Are Element Distortion Effects Lessened at Higher P-Levels?

Element distortion refers to the difference between the shape of a standard element (a perfect cube in the case of a hexahedral element for example) and the shape of the element in the mesh. The transformation between the standard element and the element in the mesh is called mapping. Mapping functions (Q) establish a relationship between the global coordinates of the element in the mesh (x,y,z) and the local coordinates of the standard element (ξ,η,ζ).

For example, the image below shows how a tetrahedral element in the mesh (right) is mapped from its standard shape (left): In traditional FEA packages, where low order (e.g. p=1 or 2) approximations of the displacement field are used, the effect of distorted elements (or more specifically, distorted tetrahedral elements) is discouraged due to the negative impact of distortion on the quality of the finite element solution. Lower-order implementations are very susceptible to element distortions; as a result, meshes are typically dense.

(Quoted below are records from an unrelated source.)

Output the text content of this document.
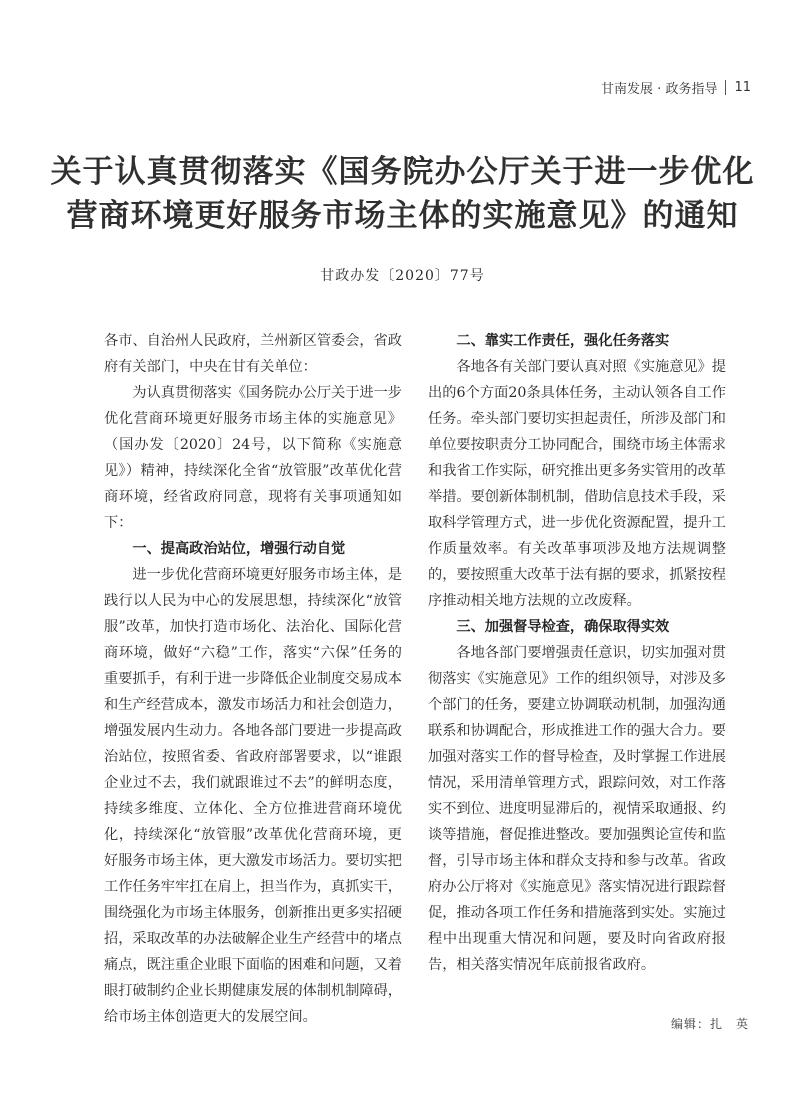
甘南发展 · 政务指导 11
关于认真贯彻落实《国务院办公厅关于进一步优化
营商环境更好服务市场主体的实施意见》的通知
甘政办发〔2020〕77号

各市、自治州人民政府，兰州新区管委会，省政府有关部门，中央在甘有关单位：

为认真贯彻落实《国务院办公厅关于进一步优化营商环境更好服务市场主体的实施意见》（国办发〔2020〕24号，以下简称《实施意见》）精神，持续深化全省“放管服”改革优化营商环境，经省政府同意，现将有关事项通知如下：

一、提高政治站位，增强行动自觉

进一步优化营商环境更好服务市场主体，是践行以人民为中心的发展思想，持续深化“放管服”改革，加快打造市场化、法治化、国际化营商环境，做好“六稳”工作，落实“六保”任务的重要抓手，有利于进一步降低企业制度交易成本和生产经营成本，激发市场活力和社会创造力，增强发展内生动力。各地各部门要进一步提高政治站位，按照省委、省政府部署要求，以“谁跟企业过不去，我们就跟谁过不去”的鲜明态度，持续多维度、立体化、全方位推进营商环境优化，持续深化“放管服”改革优化营商环境，更好服务市场主体，更大激发市场活力。要切实把工作任务牢牢扛在肩上，担当作为，真抓实干，围绕强化为市场主体服务，创新推出更多实招硬招，采取改革的办法破解企业生产经营中的堵点痛点，既注重企业眼下面临的困难和问题，又着眼打破制约企业长期健康发展的体制机制障碍，给市场主体创造更大的发展空间。

二、靠实工作责任，强化任务落实

各地各有关部门要认真对照《实施意见》提出的6个方面20条具体任务，主动认领各自工作任务。牵头部门要切实担起责任，所涉及部门和单位要按职责分工协同配合，围绕市场主体需求和我省工作实际，研究推出更多务实管用的改革举措。要创新体制机制，借助信息技术手段，采取科学管理方式，进一步优化资源配置，提升工作质量效率。有关改革事项涉及地方法规调整的，要按照重大改革于法有据的要求，抓紧按程序推动相关地方法规的立改废释。

三、加强督导检查，确保取得实效

各地各部门要增强责任意识，切实加强对贯彻落实《实施意见》工作的组织领导，对涉及多个部门的任务，要建立协调联动机制，加强沟通联系和协调配合，形成推进工作的强大合力。要加强对落实工作的督导检查，及时掌握工作进展情况，采用清单管理方式，跟踪问效，对工作落实不到位、进度明显滞后的，视情采取通报、约谈等措施，督促推进整改。要加强舆论宣传和监督，引导市场主体和群众支持和参与改革。省政府办公厅将对《实施意见》落实情况进行跟踪督促，推动各项工作任务和措施落到实处。实施过程中出现重大情况和问题，要及时向省政府报告，相关落实情况年底前报省政府。

编辑：扎　英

The implementation of the finite element method in StressCheck is less susceptible to element distortion because the mapping functions and the functions used for the approximation of the displacements are independent. In practice, the elements implemented in StressCheck can be reasonably distorted (e.g. vertex angles in the range 5 ≤ θ ≤ 175, where θ is the solid angle at each corner of the element) and still be acceptable for detailed analysis. Thus, observation of element distortion should not automatically prompt the user to refine the mesh.

However, if the element is too distorted, such as a tetrahedral element with a vanishing angle, the mapping function Q becomes ill-conditioned and its negative impact on solution quality is only partially compensated by the higher polynomial order of approximation of the displacement functions. Since it is not possible to know a-priori the effect of distortion on the quality of the approximation, StressCheck provides for the extraction of every engineering quantity of interest as a function of the number of degrees of freedom (DOF) to check for convergence. Please refer to this article for the recommended quality control procedures in StressCheck.

The following examples demonstrate how auto-meshed tetrahedral elements with reasonable distortion may be used in StressCheck to perform 3D high-quality detailed stress analyses:

• StressCheck Demo: Aircraft Keel Beam Stress Analysis
• StressCheck Demo: 3D Tie Rod Stress Concentration Factor Study

Note: In 3D the use of hexahedral or pentahedral elements is always preferred over tetrahedral elements, as they are more computationally efficient. A user may hand-mesh any part (or automatically mesh constant thickness parts by extrusion) with geometrically mapped hexahedral or pentahedral elements if auto-mesh generated tetrahedral elements are too distorted and convergence checks following p-extension indicate that the errors are larger than what is considered acceptable. For reference, many 3D examples in the StressCheck Handbook folders (Edit > Handbook, click Activate Open File Dialogue to browse the Handbook library) are hand-meshed with hexahedral and/or pentahedral elements.

For complex geometry where the use of automatic mesh generation is the only practical option, local mesh refinement must be used to eliminate highly distorted elements in the regions of primary interest.